The good news is the Washington Nationals have 161 regular season games remaining on their regular season schedule, and there will be plenty of games to celebrate wins. Lamenting frustrating losses usually only stings until you get to the next win which can never come soon enough especially when the team has a scheduled off-day like today. What happens on Saturday and Sunday and beyond could be telling on what this Washington Nationals team is all about beyond what we saw from the manager yesterday, but beyond what transpired with the manager, the players have to execute and a 1-for-7 in RISP spots has to be better.
Tomorrow’s matchup is between two more high-powered arms as Noah Syndergaard of the Mets and Stephen Strasburg face-off. There is not a lot of match-up data beyond that Anthony Rendon has hit Syndergaard well, and in smaller doses Adam Eaton has as well. On the other side Trea Turner, Juan Soto and Kurt Suzuki have not figured him out. We will see how Davey Martinez lines up his players in this one.
Syndergaard does have a 5.79 ERA in Nationals Park for anyone curious about the 6’6″ long-haired pitcher. In contrast, Strasburg’s first starts of the season have been excellent, and in the last 3 seasons combined he has sported a 1.86 ERA. In fact, the San Diego native has a 3.14 ERA in the month of April which is an indicator of how much he likes the non-humid months in Washington D.C.

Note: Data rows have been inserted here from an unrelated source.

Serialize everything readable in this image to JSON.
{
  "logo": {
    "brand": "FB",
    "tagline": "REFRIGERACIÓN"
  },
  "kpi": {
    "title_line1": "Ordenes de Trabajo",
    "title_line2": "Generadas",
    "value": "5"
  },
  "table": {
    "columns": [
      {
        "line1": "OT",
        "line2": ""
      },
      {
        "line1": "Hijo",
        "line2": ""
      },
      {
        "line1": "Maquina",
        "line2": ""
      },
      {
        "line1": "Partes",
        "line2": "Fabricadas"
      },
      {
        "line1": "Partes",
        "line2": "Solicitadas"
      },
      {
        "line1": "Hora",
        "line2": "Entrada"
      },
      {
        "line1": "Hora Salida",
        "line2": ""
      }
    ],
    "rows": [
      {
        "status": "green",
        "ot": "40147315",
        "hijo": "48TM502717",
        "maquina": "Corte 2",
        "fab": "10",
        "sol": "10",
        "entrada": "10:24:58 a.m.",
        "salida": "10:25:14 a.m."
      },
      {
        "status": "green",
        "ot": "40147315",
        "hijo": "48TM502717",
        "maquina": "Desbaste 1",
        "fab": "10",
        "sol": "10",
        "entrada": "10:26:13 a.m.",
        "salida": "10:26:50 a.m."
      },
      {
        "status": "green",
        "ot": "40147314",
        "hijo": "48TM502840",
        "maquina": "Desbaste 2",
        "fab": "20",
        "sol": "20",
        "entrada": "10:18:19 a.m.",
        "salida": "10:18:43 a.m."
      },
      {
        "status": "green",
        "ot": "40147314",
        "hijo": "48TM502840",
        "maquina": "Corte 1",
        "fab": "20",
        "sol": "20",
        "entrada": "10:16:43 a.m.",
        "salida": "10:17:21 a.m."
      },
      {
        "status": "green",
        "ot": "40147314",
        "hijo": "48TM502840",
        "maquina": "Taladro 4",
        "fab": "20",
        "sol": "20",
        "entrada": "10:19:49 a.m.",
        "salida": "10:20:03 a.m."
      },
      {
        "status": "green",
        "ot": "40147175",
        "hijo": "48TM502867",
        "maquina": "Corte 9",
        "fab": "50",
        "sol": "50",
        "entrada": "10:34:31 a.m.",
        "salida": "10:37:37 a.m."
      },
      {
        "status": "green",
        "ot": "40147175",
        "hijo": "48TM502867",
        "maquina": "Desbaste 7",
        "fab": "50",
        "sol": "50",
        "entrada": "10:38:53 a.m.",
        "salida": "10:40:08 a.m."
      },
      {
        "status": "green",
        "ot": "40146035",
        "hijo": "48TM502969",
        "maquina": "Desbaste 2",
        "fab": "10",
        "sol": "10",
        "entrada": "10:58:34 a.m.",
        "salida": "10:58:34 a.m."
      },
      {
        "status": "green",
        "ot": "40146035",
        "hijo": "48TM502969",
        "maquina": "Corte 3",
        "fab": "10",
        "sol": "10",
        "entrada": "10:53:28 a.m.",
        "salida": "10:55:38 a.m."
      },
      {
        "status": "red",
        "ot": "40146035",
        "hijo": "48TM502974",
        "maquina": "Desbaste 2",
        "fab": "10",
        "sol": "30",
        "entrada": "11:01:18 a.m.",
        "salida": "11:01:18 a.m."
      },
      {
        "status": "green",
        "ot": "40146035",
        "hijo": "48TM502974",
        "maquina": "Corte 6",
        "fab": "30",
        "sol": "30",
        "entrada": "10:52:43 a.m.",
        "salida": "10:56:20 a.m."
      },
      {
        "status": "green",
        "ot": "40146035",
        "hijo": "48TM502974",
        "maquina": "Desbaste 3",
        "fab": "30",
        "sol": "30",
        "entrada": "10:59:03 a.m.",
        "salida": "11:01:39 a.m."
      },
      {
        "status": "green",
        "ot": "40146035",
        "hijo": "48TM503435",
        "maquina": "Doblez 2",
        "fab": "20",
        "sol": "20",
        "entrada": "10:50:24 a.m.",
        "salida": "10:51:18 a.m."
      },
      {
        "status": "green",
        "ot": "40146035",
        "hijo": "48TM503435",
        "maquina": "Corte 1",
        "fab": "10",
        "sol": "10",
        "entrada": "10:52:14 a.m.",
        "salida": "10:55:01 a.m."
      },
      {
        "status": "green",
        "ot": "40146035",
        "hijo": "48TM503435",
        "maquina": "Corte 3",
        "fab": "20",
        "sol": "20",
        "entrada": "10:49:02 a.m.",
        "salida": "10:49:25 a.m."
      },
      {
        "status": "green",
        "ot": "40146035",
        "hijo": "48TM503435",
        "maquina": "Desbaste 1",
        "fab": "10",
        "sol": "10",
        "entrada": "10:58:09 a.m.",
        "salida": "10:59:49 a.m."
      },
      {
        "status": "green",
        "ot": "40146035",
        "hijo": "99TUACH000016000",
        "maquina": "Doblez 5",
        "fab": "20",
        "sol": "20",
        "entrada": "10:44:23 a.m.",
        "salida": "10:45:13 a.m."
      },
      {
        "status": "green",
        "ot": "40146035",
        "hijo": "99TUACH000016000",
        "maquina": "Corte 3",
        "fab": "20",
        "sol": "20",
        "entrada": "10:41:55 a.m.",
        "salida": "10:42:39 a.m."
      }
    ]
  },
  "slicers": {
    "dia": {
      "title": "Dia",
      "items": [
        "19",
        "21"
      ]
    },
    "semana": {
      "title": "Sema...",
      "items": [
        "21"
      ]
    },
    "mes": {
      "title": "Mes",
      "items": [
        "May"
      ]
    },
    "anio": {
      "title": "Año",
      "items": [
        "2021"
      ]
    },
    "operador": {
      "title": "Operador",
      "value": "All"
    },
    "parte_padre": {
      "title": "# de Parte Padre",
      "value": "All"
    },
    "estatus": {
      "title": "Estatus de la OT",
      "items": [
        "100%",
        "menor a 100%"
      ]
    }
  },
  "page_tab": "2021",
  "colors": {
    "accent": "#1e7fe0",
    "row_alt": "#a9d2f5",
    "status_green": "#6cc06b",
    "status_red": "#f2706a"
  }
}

As we analytically prepare for these games, the best pitchers in the league generally dominate the opposing line-ups, but there are usually a few players who buck that trend. Figuring out the combinations to thwart the competition is part of the chess match. This is a game that looks like Ryan Zimmerman should start at first base over Matt Adams based on the small sample sizes and Yan Gomes over Suzuki. The one piece of caution to the wind is that there have been so many days off this week, and the coaches must make sure they are getting the players some at-bats to keep their timing right.
Manager Dave Martinez answered the question of leaving first base open on the batter ahead of Zimmerman because we saw on Opening Day the situation where Trea Turner stole 2nd base leaving first base open and Jacob deGrom pitched around Juan Soto and walked him to face Zimmerman.

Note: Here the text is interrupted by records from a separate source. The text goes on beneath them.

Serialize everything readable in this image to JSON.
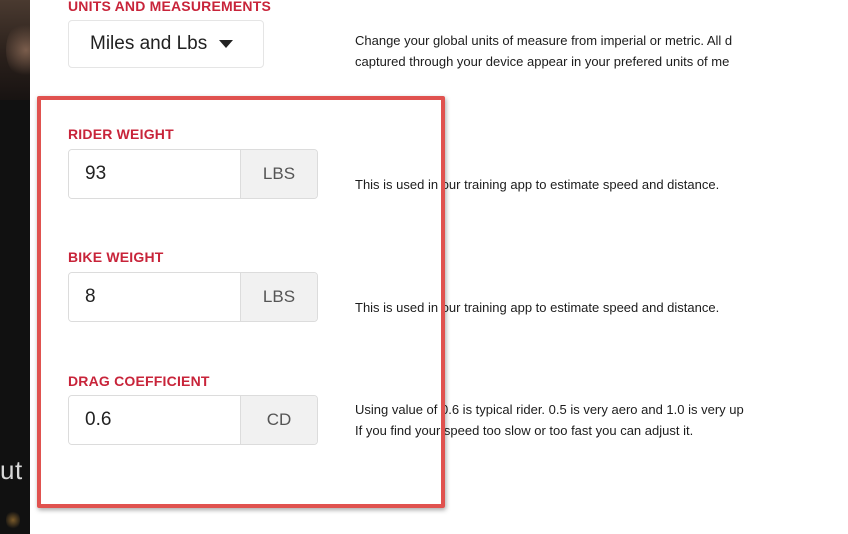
{
  "units": {
    "label": "UNITS AND MEASUREMENTS",
    "selected": "Miles and Lbs",
    "description_line1": "Change your global units of measure from imperial or metric. All d",
    "description_line2": "captured through your device appear in your prefered units of me"
  },
  "rider_weight": {
    "label": "RIDER WEIGHT",
    "value": "93",
    "unit": "LBS",
    "description": "This is used in our training app to estimate speed and distance."
  },
  "bike_weight": {
    "label": "BIKE WEIGHT",
    "value": "8",
    "unit": "LBS",
    "description": "This is used in our training app to estimate speed and distance."
  },
  "drag_coefficient": {
    "label": "DRAG COEFFICIENT",
    "value": "0.6",
    "unit": "CD",
    "description_line1": "Using value of 0.6 is typical rider. 0.5 is very aero and 1.0 is very up",
    "description_line2": "If you find your speed too slow or too fast you can adjust it."
  },
  "left_panel": {
    "fragment_text": "ut"
  },
  "colors": {
    "label_red": "#c8243a",
    "highlight_border": "#e0524f",
    "unit_bg": "#f1f1f1"
  },
  "icons": {
    "select_caret": "caret-down-icon"
  }
}
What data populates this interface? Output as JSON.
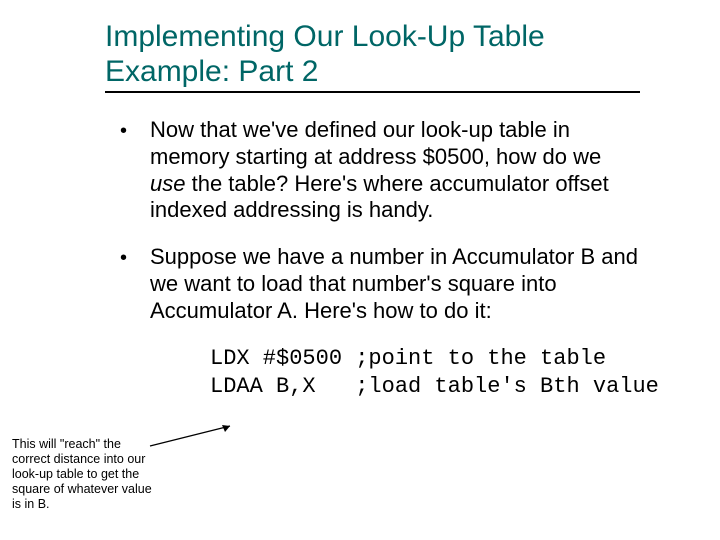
{
  "title": {
    "line1": "Implementing Our Look-Up Table",
    "line2": "Example: Part 2"
  },
  "bullets": [
    {
      "dot": "•",
      "pre": "Now that we've defined our look-up table in memory starting at address $0500, how do we ",
      "italic": "use",
      "post": " the table?  Here's where accumulator offset indexed addressing is handy."
    },
    {
      "dot": "•",
      "pre": "Suppose we have a number in Accumulator B and we want to load that number's square into Accumulator A.  Here's how to do it:",
      "italic": "",
      "post": ""
    }
  ],
  "code": {
    "line1": "LDX #$0500 ;point to the table",
    "line2": "LDAA B,X   ;load table's Bth value"
  },
  "annotation": "This will \"reach\" the correct distance into our look-up table to get the square of whatever value is in B."
}
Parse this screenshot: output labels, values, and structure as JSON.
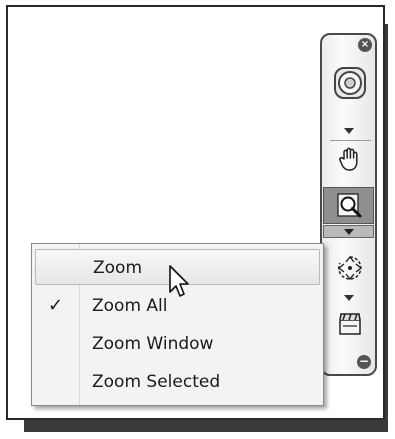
{
  "navbar": {
    "close_glyph": "×",
    "expand_glyph": "−",
    "tools": [
      {
        "name": "steering-wheel",
        "icon": "steering-wheel-icon"
      },
      {
        "name": "pan",
        "icon": "pan-hand-icon"
      },
      {
        "name": "zoom",
        "icon": "zoom-icon",
        "active": true
      },
      {
        "name": "orbit",
        "icon": "orbit-icon"
      },
      {
        "name": "showmotion",
        "icon": "showmotion-icon"
      }
    ]
  },
  "menu": {
    "items": [
      {
        "label": "Zoom",
        "checked": false,
        "hovered": true
      },
      {
        "label": "Zoom All",
        "checked": true,
        "hovered": false
      },
      {
        "label": "Zoom Window",
        "checked": false,
        "hovered": false
      },
      {
        "label": "Zoom Selected",
        "checked": false,
        "hovered": false
      }
    ],
    "check_glyph": "✓"
  },
  "colors": {
    "frame": "#2a2a2a",
    "shadow": "#3a3a3a",
    "active_tool": "#8f8f8f",
    "menu_bg": "#f3f3f3"
  }
}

“For me, if they want to [walk the batter], they got a dangerous hitter in Zim to face, they really do,” Martinez said. “Zim has driven in a lot of runs in his career, and we are okay with them [walking batters in front of Zimmerman]. Soto, we talked about him taking his walks, and he’ll do that.”
Just like shifts, managers will keep pitching around batters as their strategy until you start making them pay for the disrespect. If Zimmerman can thwart their strategy of pitching around the batters ahead of him in key spots, they will stop doing it. This was no different last year. In 2017, Zimmerman made the other teams pay for it hence they stopped doing it. This is a new year so we will see if this strategy works.

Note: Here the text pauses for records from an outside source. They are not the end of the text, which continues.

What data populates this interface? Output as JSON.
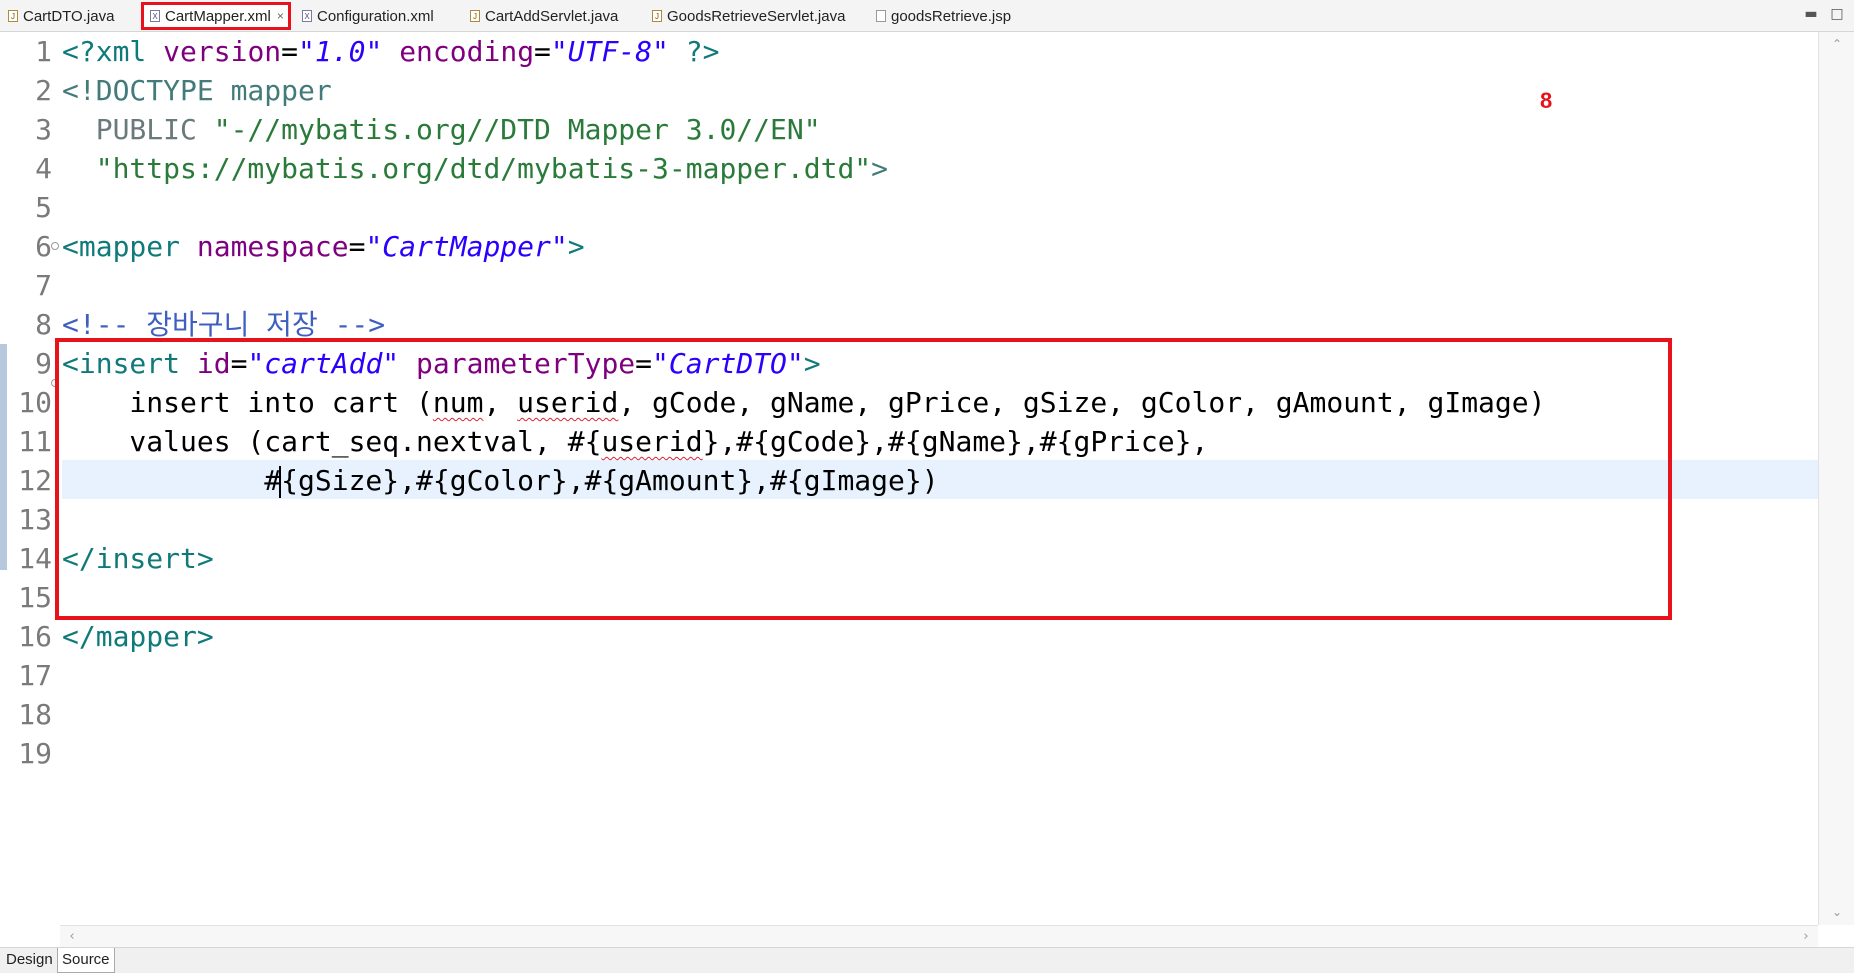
{
  "tabs": [
    {
      "label": "CartDTO.java",
      "icon": "java-file-icon"
    },
    {
      "label": "CartMapper.xml",
      "icon": "xml-file-icon",
      "active": true
    },
    {
      "label": "Configuration.xml",
      "icon": "xml-file-icon"
    },
    {
      "label": "CartAddServlet.java",
      "icon": "java-file-icon"
    },
    {
      "label": "GoodsRetrieveServlet.java",
      "icon": "java-file-icon"
    },
    {
      "label": "goodsRetrieve.jsp",
      "icon": "jsp-file-icon"
    }
  ],
  "tab_close_glyph": "×",
  "annotation": "8",
  "line_numbers": [
    "1",
    "2",
    "3",
    "4",
    "5",
    "6",
    "7",
    "8",
    "9",
    "10",
    "11",
    "12",
    "13",
    "14",
    "15",
    "16",
    "17",
    "18",
    "19"
  ],
  "code": {
    "l1": {
      "a": "<?xml ",
      "b": "version",
      "c": "=",
      "d": "\"1.0\"",
      "e": " ",
      "f": "encoding",
      "g": "=",
      "h": "\"UTF-8\"",
      "i": " ?>"
    },
    "l2": {
      "a": "<!DOCTYPE mapper"
    },
    "l3": {
      "a": "  PUBLIC ",
      "b": "\"-//mybatis.org//DTD Mapper 3.0//EN\""
    },
    "l4": {
      "a": "  ",
      "b": "\"https://mybatis.org/dtd/mybatis-3-mapper.dtd\"",
      "c": ">"
    },
    "l6": {
      "a": "<mapper ",
      "b": "namespace",
      "c": "=",
      "d": "\"CartMapper\"",
      "e": ">"
    },
    "l8": {
      "a": "<!-- 장바구니 저장 -->"
    },
    "l9": {
      "a": "<insert ",
      "b": "id",
      "c": "=",
      "d": "\"cartAdd\"",
      "e": " ",
      "f": "parameterType",
      "g": "=",
      "h": "\"CartDTO\"",
      "i": ">"
    },
    "l10": {
      "a": "    insert into cart (",
      "b": "num",
      "c": ", ",
      "d": "userid",
      "e": ", gCode, gName, gPrice, gSize, gColor, gAmount, gImage)"
    },
    "l11": {
      "a": "    values (cart_seq.nextval, #{",
      "b": "userid",
      "c": "},#{gCode},#{gName},#{gPrice},"
    },
    "l12": {
      "a": "            #{gSize},#{gColor},#{gAmount},#{gImage})"
    },
    "l14": {
      "a": "</insert>"
    },
    "l16": {
      "a": "</mapper>"
    }
  },
  "bottom_tabs": {
    "design": "Design",
    "source": "Source"
  }
}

These are the little nuances of the game, and if you blinked you missed the first inning strategy by Mets manager Mickey Callaway. Trea Turner stole second base during Juan Soto’s at-bat, and then Jacob deGrom fired four balls in a row to put Soto on first base and face Zimmerman who smoked a pitch at 110 mph right at 3rd baseman Jeff McNeil who put up his glove instinctively to snare the 3rd out. The game of inches went the Mets way there. They might not be so lucky tomorrow.